My gaze grew more and more insane. “My pipe?! Where have you been, man?”

“Around. I was working on a gas meter. That looks like just the pipe I’d need.”

“Gas meter? What are? You’ve got working gas?”

“So is it your pipe?”

“Are you hearing the words coming out of your mouth? I need some context, man! What’s going on? Why would you be working on a gas meter? Is there another place with survivors? Why would you be recognizing property rights for random pipes out in the middle of the street? Are you…” I blinked vigorously, then did the classic move of pinching myself to check whether I’d locked myself in a dream. Nothing. The man was still there, the rust wind still blew, and none of my questions were answered. The man stared at me, and me at him.

“Fine,” I said. “Fine. It’s not my pipe. It’s random trash. I was getting it out of the road because I have some sick fantasy of there one day being cars out on the road again, and I wanted to make sure they had a smooth ride. I wanted to feel like I was doing something good. I know. It’s crazy. But! But! It’s less crazy than what you’re telling me. So. Will you answer my questions?”

“It’s not your pipe?”

“Yes! I have no claim on the pipe! What does it matter!?”

“Can I have it?”

“Are you a man or an automaton?! What is going on?”

“I just need the pipe for a gas gauge.”

“Fine! Take the pipe! Kill me with it if you want! Because that’s it, isn’t it? You want me disarmed so you can murder me and eat the muscles from my bones. That’s it. Finally. Good play driving me mad, you scum.”

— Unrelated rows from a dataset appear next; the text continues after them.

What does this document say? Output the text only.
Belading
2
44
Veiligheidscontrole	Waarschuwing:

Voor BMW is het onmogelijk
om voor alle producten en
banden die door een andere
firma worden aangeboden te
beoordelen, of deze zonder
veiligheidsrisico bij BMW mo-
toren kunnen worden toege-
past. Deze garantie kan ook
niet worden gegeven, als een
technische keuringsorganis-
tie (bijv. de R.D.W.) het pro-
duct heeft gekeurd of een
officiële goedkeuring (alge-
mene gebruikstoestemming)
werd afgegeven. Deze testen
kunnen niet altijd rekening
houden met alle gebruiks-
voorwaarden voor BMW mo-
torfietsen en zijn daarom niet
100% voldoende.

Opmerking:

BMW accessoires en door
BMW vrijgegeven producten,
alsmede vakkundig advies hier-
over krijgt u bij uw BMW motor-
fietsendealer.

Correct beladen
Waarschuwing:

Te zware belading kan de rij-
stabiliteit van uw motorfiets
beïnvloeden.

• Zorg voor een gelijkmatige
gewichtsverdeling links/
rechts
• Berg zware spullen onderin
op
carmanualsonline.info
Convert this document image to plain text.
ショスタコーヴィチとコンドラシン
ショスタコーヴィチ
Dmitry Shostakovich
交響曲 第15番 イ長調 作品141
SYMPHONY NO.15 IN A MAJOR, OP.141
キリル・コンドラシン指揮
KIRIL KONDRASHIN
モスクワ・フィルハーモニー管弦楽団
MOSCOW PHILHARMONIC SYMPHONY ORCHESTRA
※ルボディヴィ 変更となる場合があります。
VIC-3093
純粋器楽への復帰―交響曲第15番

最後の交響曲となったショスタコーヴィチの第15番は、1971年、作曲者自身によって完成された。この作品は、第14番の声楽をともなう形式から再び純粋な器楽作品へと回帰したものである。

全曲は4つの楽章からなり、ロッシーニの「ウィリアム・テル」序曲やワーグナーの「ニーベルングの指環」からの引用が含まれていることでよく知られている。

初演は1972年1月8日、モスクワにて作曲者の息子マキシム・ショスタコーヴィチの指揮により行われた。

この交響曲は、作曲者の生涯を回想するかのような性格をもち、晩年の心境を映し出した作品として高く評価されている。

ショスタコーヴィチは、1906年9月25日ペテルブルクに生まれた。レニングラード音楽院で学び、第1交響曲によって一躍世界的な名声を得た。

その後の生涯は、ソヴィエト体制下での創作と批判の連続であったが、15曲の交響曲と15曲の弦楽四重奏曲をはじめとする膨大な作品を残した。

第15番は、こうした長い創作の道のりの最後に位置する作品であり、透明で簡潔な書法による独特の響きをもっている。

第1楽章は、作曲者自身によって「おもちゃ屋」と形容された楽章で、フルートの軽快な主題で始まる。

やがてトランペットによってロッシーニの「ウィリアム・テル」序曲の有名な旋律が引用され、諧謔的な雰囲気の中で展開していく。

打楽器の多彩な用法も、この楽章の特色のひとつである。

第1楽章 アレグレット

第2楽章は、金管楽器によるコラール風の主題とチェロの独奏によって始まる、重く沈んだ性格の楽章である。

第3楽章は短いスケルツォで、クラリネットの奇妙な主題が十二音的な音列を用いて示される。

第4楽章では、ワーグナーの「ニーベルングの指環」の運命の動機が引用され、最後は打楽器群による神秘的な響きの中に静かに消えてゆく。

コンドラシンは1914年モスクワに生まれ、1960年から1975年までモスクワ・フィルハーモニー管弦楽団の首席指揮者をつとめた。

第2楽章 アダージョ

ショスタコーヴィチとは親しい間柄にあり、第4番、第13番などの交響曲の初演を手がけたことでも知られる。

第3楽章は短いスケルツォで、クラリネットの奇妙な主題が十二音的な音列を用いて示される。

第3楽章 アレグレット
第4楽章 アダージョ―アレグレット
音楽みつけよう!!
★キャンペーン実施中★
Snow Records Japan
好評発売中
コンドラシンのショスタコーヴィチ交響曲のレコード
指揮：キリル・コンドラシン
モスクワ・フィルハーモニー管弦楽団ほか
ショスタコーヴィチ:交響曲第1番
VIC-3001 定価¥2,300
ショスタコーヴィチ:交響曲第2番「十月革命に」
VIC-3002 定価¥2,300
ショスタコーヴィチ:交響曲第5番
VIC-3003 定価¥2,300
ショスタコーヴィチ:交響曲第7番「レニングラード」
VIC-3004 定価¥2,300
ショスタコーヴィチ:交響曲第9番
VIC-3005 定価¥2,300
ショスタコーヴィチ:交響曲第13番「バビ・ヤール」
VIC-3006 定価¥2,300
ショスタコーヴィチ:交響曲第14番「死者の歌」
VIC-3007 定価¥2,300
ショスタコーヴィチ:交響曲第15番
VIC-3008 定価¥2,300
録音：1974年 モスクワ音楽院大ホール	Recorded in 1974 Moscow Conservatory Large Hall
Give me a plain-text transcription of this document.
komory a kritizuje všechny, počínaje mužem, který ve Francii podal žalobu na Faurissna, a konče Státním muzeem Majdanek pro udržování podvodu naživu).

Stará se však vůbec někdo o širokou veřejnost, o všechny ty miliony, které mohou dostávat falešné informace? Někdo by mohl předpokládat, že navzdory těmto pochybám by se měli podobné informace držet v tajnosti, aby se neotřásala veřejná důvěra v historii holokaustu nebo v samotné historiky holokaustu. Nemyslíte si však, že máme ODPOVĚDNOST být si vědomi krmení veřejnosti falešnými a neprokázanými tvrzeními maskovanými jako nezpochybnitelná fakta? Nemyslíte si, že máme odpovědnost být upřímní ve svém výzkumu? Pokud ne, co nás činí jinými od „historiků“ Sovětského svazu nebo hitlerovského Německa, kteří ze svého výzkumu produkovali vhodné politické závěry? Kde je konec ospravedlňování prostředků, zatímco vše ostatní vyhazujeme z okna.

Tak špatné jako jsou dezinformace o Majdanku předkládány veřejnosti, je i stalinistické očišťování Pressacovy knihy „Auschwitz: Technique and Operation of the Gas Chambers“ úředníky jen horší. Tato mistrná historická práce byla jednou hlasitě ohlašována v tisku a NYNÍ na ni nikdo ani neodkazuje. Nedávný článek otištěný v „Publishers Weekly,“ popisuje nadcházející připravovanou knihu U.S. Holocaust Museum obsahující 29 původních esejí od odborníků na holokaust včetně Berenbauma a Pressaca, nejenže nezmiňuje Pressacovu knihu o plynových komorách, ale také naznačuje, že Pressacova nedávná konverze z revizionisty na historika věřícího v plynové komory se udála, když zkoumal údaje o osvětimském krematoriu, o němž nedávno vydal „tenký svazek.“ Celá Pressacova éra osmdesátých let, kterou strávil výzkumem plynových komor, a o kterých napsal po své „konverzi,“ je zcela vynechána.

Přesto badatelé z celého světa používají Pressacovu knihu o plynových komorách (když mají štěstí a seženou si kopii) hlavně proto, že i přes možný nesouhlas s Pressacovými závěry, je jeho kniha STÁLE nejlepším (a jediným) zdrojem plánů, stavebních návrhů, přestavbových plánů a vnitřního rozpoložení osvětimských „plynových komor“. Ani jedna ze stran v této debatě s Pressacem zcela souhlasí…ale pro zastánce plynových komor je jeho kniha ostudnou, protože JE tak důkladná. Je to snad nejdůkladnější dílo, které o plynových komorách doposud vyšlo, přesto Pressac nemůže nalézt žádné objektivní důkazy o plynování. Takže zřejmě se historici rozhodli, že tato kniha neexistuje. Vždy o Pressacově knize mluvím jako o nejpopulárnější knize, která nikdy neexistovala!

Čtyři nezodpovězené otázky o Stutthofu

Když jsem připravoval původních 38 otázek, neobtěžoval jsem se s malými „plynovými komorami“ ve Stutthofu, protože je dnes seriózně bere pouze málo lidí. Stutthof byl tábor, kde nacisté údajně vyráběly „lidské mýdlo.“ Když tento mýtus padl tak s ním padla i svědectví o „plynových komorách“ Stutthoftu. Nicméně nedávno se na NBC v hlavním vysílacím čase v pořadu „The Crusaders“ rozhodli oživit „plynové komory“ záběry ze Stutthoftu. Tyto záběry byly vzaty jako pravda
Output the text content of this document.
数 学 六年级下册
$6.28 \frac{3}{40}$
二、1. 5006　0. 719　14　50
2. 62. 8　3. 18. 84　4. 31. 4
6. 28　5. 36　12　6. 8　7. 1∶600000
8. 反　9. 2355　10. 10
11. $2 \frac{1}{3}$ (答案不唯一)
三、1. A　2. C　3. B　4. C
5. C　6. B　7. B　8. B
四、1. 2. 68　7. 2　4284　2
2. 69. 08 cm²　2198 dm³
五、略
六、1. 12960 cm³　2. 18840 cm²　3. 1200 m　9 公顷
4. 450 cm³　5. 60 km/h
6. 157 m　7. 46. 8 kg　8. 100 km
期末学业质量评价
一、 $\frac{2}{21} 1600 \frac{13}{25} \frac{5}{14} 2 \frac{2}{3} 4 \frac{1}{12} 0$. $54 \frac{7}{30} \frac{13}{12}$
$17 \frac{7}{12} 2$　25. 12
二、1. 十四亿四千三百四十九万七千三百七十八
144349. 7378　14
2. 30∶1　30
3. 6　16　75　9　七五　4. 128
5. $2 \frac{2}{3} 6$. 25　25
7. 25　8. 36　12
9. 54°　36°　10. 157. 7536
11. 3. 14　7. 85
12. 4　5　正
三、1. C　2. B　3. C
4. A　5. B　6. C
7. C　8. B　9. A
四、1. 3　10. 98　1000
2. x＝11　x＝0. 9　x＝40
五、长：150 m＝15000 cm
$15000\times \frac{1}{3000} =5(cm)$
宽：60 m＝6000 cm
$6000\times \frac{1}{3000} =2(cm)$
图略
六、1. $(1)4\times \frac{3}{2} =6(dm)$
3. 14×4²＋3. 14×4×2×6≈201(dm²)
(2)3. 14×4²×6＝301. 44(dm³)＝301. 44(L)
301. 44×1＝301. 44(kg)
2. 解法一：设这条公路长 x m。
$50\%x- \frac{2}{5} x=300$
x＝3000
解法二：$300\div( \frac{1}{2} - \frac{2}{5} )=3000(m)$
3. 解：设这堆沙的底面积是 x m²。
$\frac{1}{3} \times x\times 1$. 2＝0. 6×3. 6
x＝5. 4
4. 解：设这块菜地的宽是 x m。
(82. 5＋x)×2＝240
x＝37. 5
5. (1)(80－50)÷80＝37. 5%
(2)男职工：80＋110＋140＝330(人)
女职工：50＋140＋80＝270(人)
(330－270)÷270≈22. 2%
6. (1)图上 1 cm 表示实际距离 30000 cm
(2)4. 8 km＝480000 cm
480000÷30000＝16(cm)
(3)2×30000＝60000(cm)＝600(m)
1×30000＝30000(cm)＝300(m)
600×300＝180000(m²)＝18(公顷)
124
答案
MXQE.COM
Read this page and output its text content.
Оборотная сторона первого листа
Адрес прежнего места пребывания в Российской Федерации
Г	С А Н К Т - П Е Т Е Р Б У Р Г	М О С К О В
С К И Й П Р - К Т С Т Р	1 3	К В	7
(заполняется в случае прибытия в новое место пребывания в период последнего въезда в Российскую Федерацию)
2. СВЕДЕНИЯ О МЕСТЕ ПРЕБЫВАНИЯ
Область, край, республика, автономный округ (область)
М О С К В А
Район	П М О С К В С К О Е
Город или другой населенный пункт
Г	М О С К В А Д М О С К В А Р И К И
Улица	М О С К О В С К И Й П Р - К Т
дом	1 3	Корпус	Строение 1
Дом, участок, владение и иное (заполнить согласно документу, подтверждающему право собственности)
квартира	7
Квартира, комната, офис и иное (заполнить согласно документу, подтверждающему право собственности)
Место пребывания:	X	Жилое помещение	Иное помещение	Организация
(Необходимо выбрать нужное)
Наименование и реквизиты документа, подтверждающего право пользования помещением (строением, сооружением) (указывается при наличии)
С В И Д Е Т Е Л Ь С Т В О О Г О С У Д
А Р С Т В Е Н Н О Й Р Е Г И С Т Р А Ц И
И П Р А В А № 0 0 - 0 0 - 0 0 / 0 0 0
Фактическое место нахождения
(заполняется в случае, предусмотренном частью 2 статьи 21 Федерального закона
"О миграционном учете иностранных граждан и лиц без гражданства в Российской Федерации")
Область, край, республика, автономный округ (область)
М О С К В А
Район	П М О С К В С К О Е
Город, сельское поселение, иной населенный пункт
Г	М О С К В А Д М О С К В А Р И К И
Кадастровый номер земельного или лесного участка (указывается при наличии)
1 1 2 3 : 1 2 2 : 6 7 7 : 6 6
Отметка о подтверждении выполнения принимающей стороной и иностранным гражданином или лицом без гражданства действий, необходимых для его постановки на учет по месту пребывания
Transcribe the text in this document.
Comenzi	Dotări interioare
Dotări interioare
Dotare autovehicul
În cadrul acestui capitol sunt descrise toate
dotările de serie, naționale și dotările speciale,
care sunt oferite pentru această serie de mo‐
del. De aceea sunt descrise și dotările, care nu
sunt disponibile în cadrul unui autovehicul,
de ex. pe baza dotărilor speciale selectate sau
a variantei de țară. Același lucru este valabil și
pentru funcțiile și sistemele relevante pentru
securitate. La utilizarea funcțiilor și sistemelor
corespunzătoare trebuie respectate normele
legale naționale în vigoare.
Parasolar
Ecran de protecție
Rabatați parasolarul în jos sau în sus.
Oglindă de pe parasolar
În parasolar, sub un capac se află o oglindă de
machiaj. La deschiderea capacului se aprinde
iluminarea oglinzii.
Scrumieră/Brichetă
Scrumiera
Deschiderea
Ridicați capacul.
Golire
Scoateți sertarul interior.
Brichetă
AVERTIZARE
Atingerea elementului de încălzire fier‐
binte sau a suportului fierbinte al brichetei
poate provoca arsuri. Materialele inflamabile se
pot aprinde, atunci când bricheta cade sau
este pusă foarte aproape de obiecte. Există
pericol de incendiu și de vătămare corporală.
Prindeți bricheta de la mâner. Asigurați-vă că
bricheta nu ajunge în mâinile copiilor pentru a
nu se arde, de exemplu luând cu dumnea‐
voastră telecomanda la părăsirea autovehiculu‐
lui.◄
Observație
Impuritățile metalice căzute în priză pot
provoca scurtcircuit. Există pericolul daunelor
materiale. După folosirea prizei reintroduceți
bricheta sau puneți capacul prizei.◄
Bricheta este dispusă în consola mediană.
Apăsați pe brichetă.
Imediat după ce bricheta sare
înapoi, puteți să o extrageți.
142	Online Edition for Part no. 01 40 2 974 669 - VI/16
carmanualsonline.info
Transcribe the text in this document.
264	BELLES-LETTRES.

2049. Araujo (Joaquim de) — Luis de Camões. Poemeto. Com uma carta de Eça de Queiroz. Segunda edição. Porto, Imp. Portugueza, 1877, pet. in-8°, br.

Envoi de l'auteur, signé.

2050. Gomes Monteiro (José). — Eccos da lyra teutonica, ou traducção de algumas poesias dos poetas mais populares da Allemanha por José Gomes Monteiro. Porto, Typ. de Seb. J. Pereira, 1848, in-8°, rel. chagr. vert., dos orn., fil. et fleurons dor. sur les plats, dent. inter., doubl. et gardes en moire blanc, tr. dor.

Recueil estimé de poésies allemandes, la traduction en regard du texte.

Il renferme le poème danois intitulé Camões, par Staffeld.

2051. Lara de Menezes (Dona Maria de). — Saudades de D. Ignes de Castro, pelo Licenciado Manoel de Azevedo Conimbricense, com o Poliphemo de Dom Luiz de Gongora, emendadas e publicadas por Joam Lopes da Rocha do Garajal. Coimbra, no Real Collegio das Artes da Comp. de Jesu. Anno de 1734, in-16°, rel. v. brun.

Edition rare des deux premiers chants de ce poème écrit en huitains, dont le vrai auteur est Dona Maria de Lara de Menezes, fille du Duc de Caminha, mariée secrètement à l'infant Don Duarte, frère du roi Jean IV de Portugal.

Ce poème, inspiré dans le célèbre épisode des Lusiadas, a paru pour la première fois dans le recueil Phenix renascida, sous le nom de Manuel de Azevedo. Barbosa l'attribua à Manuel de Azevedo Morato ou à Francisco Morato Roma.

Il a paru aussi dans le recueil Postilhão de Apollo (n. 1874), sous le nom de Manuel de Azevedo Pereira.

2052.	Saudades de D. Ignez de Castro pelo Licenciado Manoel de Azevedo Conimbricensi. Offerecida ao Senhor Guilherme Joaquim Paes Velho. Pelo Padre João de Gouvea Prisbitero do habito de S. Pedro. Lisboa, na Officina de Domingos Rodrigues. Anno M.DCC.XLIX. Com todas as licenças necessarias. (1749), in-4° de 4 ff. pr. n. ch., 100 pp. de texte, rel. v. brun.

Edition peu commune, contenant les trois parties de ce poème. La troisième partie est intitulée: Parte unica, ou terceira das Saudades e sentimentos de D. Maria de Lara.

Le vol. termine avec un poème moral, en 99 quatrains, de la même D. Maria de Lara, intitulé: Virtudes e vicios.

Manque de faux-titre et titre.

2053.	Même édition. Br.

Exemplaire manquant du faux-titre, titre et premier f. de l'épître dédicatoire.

“Whoa, whoa. What’s the overreaction? I just need the pipe for a gas gauge.”

“Sure. Whatever. Take it.” I handed over the metal piece to the maniac, who took it gingerly and then set it in his backpack. Sure enough, he didn’t turn around to beam me in the back of my head. Instead, he simply scampered off to the west. And he was gone.

That. That made no sense. Like less sense than the spire malfunctioning and destroying what I thought was the world. I just… 

 I thought about pursuing him for a second. I could probably track the little trail of sweat he was leaving on the ground, if I was fast enough. If he was even halfway right and was repairing or building a gas main, then that meant civilization, thoroughly cooked food, and walls strong enough to keep the rust winds out. It would be utter luxury in comparison to the present, but…

I couldn’t live with that madness, certainly. The man had looked at me, but he seemed to understand as little as a computer. It was as if to him the world had not even ended. Even if I could find the place he retreated to, could I even make a life with someone so obtuse? 

No. I couldn’t. So I continued my bleak crusade for another month, until more of the mad detritus of our utopia crashed upon me. The tower gleamed once again in all its macabre idealistic glory. And so the world that ended ended. But I was still alive.